Longtime food pantry volunteer Gil Herrera Sr. said he spends half his time in the old building.
“I can just go and hang out with some young kids, maybe some adults like my age, and just see what’s going on in the community, what the needs are,” he said. “They’re taking that away from me. Where do I go now?”

A community loss at the hand of the city is nothing new here, Angela Garcia (no relation to Kristina), told us. The longtime Globeville resident and advocate said her neighbors hold a historic distrust of officials’ motives, especially as urban renewal finally reaches the area.
“They didn't ask any community members who access that space what they wanted, what we wanted, what we think.
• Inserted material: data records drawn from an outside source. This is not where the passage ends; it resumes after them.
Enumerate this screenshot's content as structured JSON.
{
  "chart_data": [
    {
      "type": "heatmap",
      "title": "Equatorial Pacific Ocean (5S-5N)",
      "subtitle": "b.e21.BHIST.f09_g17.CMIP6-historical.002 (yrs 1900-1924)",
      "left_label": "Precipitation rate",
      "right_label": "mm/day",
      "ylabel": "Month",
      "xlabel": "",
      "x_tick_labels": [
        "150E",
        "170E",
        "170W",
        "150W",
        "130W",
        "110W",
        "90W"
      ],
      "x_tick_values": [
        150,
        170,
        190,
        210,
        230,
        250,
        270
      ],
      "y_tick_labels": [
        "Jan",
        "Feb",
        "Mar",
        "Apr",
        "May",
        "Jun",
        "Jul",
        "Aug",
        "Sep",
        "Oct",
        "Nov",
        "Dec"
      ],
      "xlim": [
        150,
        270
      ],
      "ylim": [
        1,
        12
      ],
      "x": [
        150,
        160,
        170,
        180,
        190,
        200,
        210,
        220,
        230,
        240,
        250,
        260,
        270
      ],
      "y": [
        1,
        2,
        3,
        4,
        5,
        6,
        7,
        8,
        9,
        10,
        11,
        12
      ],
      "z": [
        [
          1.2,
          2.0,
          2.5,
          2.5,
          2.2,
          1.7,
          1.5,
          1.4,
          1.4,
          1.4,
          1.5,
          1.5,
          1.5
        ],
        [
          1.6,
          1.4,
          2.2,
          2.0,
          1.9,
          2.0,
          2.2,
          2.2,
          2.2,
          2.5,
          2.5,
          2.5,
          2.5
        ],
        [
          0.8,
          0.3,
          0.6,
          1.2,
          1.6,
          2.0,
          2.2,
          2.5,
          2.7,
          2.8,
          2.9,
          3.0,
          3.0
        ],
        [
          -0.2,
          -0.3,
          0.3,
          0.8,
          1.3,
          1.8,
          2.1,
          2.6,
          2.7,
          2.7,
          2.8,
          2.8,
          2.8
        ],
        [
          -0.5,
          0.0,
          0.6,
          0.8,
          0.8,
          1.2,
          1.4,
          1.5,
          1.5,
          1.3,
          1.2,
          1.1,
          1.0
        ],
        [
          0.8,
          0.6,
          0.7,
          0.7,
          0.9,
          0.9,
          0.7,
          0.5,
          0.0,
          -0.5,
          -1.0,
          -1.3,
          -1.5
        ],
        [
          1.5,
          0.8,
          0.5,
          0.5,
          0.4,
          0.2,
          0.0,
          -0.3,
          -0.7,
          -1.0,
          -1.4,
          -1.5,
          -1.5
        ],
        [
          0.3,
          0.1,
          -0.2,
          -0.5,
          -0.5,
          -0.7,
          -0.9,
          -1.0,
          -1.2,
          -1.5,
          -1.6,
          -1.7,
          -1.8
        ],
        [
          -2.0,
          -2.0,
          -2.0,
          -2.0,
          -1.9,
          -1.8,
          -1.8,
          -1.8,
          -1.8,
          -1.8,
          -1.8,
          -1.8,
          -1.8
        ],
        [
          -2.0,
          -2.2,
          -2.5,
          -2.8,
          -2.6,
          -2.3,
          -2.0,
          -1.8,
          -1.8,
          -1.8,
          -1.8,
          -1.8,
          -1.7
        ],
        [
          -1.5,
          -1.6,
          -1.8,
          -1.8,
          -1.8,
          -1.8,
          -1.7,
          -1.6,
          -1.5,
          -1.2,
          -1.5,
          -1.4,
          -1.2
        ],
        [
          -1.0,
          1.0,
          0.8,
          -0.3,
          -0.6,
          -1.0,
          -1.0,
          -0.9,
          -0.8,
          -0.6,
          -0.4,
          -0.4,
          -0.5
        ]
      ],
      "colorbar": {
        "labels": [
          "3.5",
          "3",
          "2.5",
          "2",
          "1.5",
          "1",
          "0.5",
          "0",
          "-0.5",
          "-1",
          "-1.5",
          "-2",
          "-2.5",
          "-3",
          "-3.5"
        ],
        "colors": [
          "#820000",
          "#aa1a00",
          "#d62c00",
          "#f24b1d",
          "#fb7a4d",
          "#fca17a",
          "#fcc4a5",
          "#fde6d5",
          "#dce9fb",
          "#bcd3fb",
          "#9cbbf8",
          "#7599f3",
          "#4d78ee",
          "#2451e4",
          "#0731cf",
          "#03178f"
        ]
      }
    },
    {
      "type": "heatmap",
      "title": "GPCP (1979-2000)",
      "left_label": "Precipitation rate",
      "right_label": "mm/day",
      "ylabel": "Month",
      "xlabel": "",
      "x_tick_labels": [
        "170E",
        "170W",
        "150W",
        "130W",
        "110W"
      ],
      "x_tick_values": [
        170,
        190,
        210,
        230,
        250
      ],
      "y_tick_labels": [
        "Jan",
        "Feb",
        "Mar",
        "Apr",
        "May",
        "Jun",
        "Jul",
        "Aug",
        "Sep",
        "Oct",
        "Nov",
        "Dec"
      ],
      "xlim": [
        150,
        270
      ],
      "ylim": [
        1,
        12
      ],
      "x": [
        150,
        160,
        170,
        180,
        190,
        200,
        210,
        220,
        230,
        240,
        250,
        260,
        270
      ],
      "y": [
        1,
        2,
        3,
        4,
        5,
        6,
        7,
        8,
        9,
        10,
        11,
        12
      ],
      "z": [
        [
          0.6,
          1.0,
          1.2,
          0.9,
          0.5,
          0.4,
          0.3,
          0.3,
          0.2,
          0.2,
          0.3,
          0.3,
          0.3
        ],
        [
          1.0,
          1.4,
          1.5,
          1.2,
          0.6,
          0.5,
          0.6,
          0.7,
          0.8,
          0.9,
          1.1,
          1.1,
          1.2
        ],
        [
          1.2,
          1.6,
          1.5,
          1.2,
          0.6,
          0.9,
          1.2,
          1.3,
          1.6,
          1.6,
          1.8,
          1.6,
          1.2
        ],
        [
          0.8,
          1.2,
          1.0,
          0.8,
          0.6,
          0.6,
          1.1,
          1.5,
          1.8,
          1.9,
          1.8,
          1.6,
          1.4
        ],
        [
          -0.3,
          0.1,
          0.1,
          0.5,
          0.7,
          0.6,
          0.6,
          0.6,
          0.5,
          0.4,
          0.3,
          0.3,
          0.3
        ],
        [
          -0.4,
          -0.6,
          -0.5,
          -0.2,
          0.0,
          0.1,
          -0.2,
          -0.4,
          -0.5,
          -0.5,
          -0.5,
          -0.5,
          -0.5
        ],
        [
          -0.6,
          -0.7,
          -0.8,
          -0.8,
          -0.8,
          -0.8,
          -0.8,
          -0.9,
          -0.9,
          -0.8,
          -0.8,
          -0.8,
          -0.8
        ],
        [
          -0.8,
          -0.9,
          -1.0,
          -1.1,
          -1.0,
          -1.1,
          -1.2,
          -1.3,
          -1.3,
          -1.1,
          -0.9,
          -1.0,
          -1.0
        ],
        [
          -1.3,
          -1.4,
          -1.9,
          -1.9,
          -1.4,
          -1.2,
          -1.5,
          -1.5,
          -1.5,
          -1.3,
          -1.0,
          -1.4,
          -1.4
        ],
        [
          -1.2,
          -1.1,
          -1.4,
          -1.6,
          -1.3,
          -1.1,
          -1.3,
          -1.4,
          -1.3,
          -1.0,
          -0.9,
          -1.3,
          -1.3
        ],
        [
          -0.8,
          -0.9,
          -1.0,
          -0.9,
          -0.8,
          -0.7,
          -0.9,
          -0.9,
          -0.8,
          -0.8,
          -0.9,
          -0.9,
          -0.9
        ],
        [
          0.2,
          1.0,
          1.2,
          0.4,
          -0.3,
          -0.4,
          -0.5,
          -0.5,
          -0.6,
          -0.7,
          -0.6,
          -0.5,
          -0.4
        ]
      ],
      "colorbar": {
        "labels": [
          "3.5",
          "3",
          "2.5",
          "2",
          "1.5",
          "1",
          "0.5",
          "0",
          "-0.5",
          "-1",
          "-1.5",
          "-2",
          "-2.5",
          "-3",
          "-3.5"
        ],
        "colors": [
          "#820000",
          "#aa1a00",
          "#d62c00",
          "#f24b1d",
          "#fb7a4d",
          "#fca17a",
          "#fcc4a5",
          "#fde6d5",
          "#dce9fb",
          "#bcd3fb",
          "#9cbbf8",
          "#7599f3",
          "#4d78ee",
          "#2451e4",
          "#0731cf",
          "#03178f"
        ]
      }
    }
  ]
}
Once again, as usual, the voices of community are always silenced and ignored,” she said.
Sederwall said outreach will be his first priority upon moving into the rec center, starting with a “mobilization of partners, community, with resources and volunteers to literally go door to door through the neighborhood to make sure we're meeting the demands of the community.”
“Whether it's a senior that needs care, if it's a family that needs food, if it's rental or mortgage assistance, if someone needs yard work done or their house painted, we will be mobilized.”